D’abord, l’on peut faire le constat qu’il sérine la même rhétorique au peuple burkinabè, sans pour autant la traduire en actes concrets, depuis qu’il est aux affaires. « Le tigre, avait dit Wolé Soyinka à Senghor et à ses amis qui, à ses yeux, ne prônaient la négritude que par les mots, ne proclame pas sa tigritude, mais il bondit sur sa proie et la dévore ». De ce point de vue, l’on peut suggérer au Premier ministre de la transition d’aller au-delà des tirades dont il est désormais coutumier pour poser des actes concrets, parce que le peuple en a besoin. Si, par exemple et relativement à l’affaire Norbert Zongo, il avait acté, à l’occasion de ce 16e anniversaire, la réouverture du dossier Norbert Zongo, cela aurait eu plus d’intérêt pour les Burkinabè. L’autre observation, pour ne pas dire le reproche qu’on pourrait lui adresser, est lié à ce qu’on pourrait appeler le caractère populaire de ses annonces. En effet, l’on peut avoir l’impression que Isaac Zida réserve la primeur des grandes décisions du gouvernement au peuple burkinabè, juste pour entretenir la « zidamania » qui s’est accaparée de celui-ci, depuis la chute de Blaise Compaoré. Cette façon de procéder pourrait créer une sorte de cacophonie au sein de l’exécutif de la transition. Ce constat, bien des Burkinabè et d’observateurs extérieurs de la scène politique du pays des Hommes intègres, l’ont déjà fait.

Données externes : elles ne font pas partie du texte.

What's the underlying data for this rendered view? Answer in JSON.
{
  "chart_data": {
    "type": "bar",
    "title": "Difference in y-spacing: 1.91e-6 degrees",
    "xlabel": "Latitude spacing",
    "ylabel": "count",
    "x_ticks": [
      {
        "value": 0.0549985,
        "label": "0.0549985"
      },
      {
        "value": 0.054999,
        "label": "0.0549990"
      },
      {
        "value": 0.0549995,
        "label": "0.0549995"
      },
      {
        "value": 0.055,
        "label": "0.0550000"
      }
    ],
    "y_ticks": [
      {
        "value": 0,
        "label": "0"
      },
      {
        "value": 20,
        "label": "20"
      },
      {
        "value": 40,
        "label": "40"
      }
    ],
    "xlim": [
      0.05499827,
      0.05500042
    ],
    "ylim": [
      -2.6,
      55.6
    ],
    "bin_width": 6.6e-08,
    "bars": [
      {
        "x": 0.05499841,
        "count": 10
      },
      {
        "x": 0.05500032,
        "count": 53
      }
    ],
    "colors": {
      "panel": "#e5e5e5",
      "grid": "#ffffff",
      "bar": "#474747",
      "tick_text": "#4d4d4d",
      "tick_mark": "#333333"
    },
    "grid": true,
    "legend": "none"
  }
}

Cela dit, l’on peut tout de même reconnaître à Isaac Zida, la volonté de rompre hic et nunc avec le système Compaoré. Il peut d’autant plus le faire que le contexte y est favorable, mais encore faut-il qu’il y mette la méthode et la manière et qu’il agisse plus qu’il ne parle. Ce faisant, il pourra dissiper toutes les suspicions qui pèsent sur lui déjà et qui l’accusent à tort ou à raison de s’être accaparé du poste de Premier ministre pour mieux protéger les arrières de Blaise Compaoré. Ces suspicions sont d’autant plus sérieuses que Zida était jusqu’à la chute de Blaise Compaoré, une des pièces maîtresses de l’appareil sécuritaire et répressif du système déchu. Il lui revient donc de travailler à déconstruire par les actes ces préjugés, si véritablement il veut prendre place durablement dans le cœur du peuple burkinabè, au-delà de la période de la transition. Mais cela passe beaucoup plus par le pragmatisme tangible que par la rhétorique lénifiante.